An on-going Pokemon map of San Francisco
Forget the open-world Pokémon console RPG with wild pocket monsters represented on-screen instead of in random encounters. Nintendo just went and leap frogged all of us by partnering with a mobile company to bring Pokémon into real life.
The pitch perfect announcement trailer belies our lack of knowledge with respect to how Pokémon Go will actually look and function as a real-life application, but it does capture the exploratory, simple-times wonder of walking around a world with fantastical potential pets that you don’t get arrested for keeping and they don’t keep scratching at the fucking carpet.
The “augmented reality” Pokémon Go uses location technology to give you Pokémon to catch based on things like geography. Lapras in the ocean, and all that. You can even stumble across wild battles between monsters, apparently.
I’ve lived in San Francisco all my life which, I assume, isn’t the case for most of the people working at San Francisco-based Pokémon Go developer Niantic, so I’m definitely a leading authority and expert on which fictional creatures would inhabit certain areas. What started as a quick, fun Friday afternoon post has turned into a stupid, slightly more complicated project as I paste sprites onto a map. I may continue to update this and fill out all of San Francisco, probably when I get back from Tokyo.
Please chip in with local knowledge of your respective hoods.
I’ve lived a couple different places in Excelsior, including my current digs. You’ll find savvy Sneasels and Scythers scurrying through the fragrant wild fennel fenced off alongside the sloping freeway underpasses on your way up to the relative wilds of Glen Park. Murkrows dot power lines along Geneva and Mission.
Ekans occasionally slither down from their dry McLaren plains into the European-named streets below. The Meowths, too, will come down and brave the streets to swipe coins, while a more timid crew stays completely up in the hills. Exeggutors wander Mission freely while Machokes are hard at work.
Wandering Magnemites have been spotted in increasing numbers in this region. They are mostly nocturnal and drain the batteries of residents’ Teslas. Eevee, of course, are prized in Noe Valley, including its fashionable evolutions brought about by precious-gem-owning old money. Except Jolteon. Fuck Jolteon. Wandering Trubbish and Garbodor, abandoned in Dolores Park by transplants and tech assholes, have been spotted wandering into outlying regions such as Noe Valley, but only the latter employs underpaid Quagsire to wash the trash Pokemon downhill into the Mission.
San Francisco’s beaches are typically cold and free of the Southern California, bathing suit clad beaches people often associate with the state.
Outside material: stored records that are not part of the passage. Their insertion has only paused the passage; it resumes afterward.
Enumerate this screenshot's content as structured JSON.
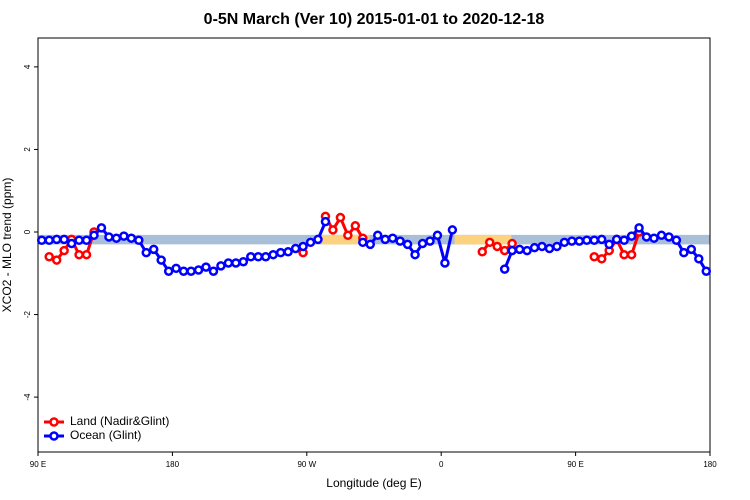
{
  "chart_data": {
    "type": "line",
    "title": "0-5N March (Ver 10)   2015-01-01 to 2020-12-18",
    "x_label": "Longitude (deg E)",
    "y_label": "XCO2 - MLO trend (ppm)",
    "xlim": [
      90,
      540
    ],
    "ylim": [
      -5.33,
      4.7
    ],
    "xticks": [
      {
        "value": 90,
        "label": "90 E"
      },
      {
        "value": 180,
        "label": "180"
      },
      {
        "value": 270,
        "label": "90 W"
      },
      {
        "value": 360,
        "label": "0"
      },
      {
        "value": 450,
        "label": "90 E"
      },
      {
        "value": 540,
        "label": "180"
      }
    ],
    "yticks": [
      -4,
      -2,
      0,
      2,
      4
    ],
    "band_ylim": [
      -0.3,
      -0.07
    ],
    "bands": [
      {
        "xlim": [
          90,
          540
        ],
        "color": "#a9bfd8"
      },
      {
        "xlim": [
          280,
          312
        ],
        "color": "#fcd27e"
      },
      {
        "xlim": [
          369,
          407
        ],
        "color": "#fcd27e"
      }
    ],
    "legend": "bottom-left",
    "x": [
      92.5,
      97.5,
      102.5,
      107.5,
      112.5,
      117.5,
      122.5,
      127.5,
      132.5,
      137.5,
      142.5,
      147.5,
      152.5,
      157.5,
      162.5,
      167.5,
      172.5,
      177.5,
      182.5,
      187.5,
      192.5,
      197.5,
      202.5,
      207.5,
      212.5,
      217.5,
      222.5,
      227.5,
      232.5,
      237.5,
      242.5,
      247.5,
      252.5,
      257.5,
      262.5,
      267.5,
      272.5,
      277.5,
      282.5,
      287.5,
      292.5,
      297.5,
      302.5,
      307.5,
      312.5,
      317.5,
      322.5,
      327.5,
      332.5,
      337.5,
      342.5,
      347.5,
      352.5,
      357.5,
      362.5,
      367.5,
      372.5,
      377.5,
      382.5,
      387.5,
      392.5,
      397.5,
      402.5,
      407.5,
      412.5,
      417.5,
      422.5,
      427.5,
      432.5,
      437.5,
      442.5,
      447.5,
      452.5,
      457.5,
      462.5,
      467.5,
      472.5,
      477.5,
      482.5,
      487.5,
      492.5,
      497.5,
      502.5,
      507.5,
      512.5,
      517.5,
      522.5,
      527.5,
      532.5,
      537.5
    ],
    "series": [
      {
        "name": "Land (Nadir&Glint)",
        "color": "#ff0000",
        "values": [
          null,
          -0.6,
          -0.68,
          -0.45,
          -0.18,
          -0.55,
          -0.55,
          0.0,
          null,
          null,
          null,
          null,
          null,
          null,
          null,
          null,
          null,
          null,
          null,
          null,
          null,
          null,
          null,
          null,
          null,
          null,
          null,
          null,
          null,
          null,
          null,
          null,
          null,
          null,
          null,
          -0.5,
          null,
          null,
          0.38,
          0.05,
          0.35,
          -0.08,
          0.15,
          -0.15,
          null,
          null,
          null,
          null,
          null,
          null,
          null,
          null,
          null,
          null,
          null,
          null,
          null,
          null,
          null,
          -0.48,
          -0.25,
          -0.35,
          -0.45,
          -0.28,
          null,
          null,
          null,
          null,
          null,
          null,
          null,
          null,
          null,
          null,
          -0.6,
          -0.65,
          -0.45,
          -0.18,
          -0.55,
          -0.55,
          0.0,
          null,
          null,
          null,
          null,
          null,
          null,
          null,
          null,
          null
        ]
      },
      {
        "name": "Ocean (Glint)",
        "color": "#0000ff",
        "values": [
          -0.2,
          -0.2,
          -0.18,
          -0.18,
          -0.28,
          -0.2,
          -0.2,
          -0.08,
          0.1,
          -0.12,
          -0.15,
          -0.1,
          -0.15,
          -0.2,
          -0.5,
          -0.42,
          -0.68,
          -0.95,
          -0.88,
          -0.95,
          -0.95,
          -0.92,
          -0.85,
          -0.95,
          -0.82,
          -0.75,
          -0.75,
          -0.72,
          -0.6,
          -0.6,
          -0.6,
          -0.55,
          -0.5,
          -0.48,
          -0.4,
          -0.35,
          -0.25,
          -0.18,
          0.25,
          null,
          null,
          null,
          null,
          -0.25,
          -0.3,
          -0.08,
          -0.18,
          -0.15,
          -0.22,
          -0.3,
          -0.55,
          -0.28,
          -0.22,
          -0.08,
          -0.75,
          0.05,
          null,
          null,
          null,
          null,
          null,
          null,
          -0.9,
          -0.45,
          -0.42,
          -0.45,
          -0.38,
          -0.35,
          -0.4,
          -0.35,
          -0.25,
          -0.22,
          -0.22,
          -0.2,
          -0.2,
          -0.18,
          -0.3,
          -0.18,
          -0.2,
          -0.1,
          0.1,
          -0.12,
          -0.15,
          -0.08,
          -0.12,
          -0.2,
          -0.5,
          -0.42,
          -0.65,
          -0.95
        ]
      }
    ]
  }
}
The lesser known Fort Funston, south of the creatively named Ocean Beach, is a haven for owners of dog Pokémon like Growlithe and Arcanine, which are allowed to run freely amid the wild Sandshrews and Sandiles burrowed in the beach. The dogs are free to chase Wingull up and down, sniff the occasional washed up, dead Krabby, and sometimes roll around in Sealeo corpses, covering themselves in disgusting, rotting viscera.
Beware if you bring your smaller pup Pokémon as assholes nearby (the country club?) occasionally rise their Rapidashes down onto the beach, threatening the safety of all dogs in this typical haven. Plus they shit everywhere and do those prissy fucks get off their high horse to pick it up, like the responsible dog owners? Of course not.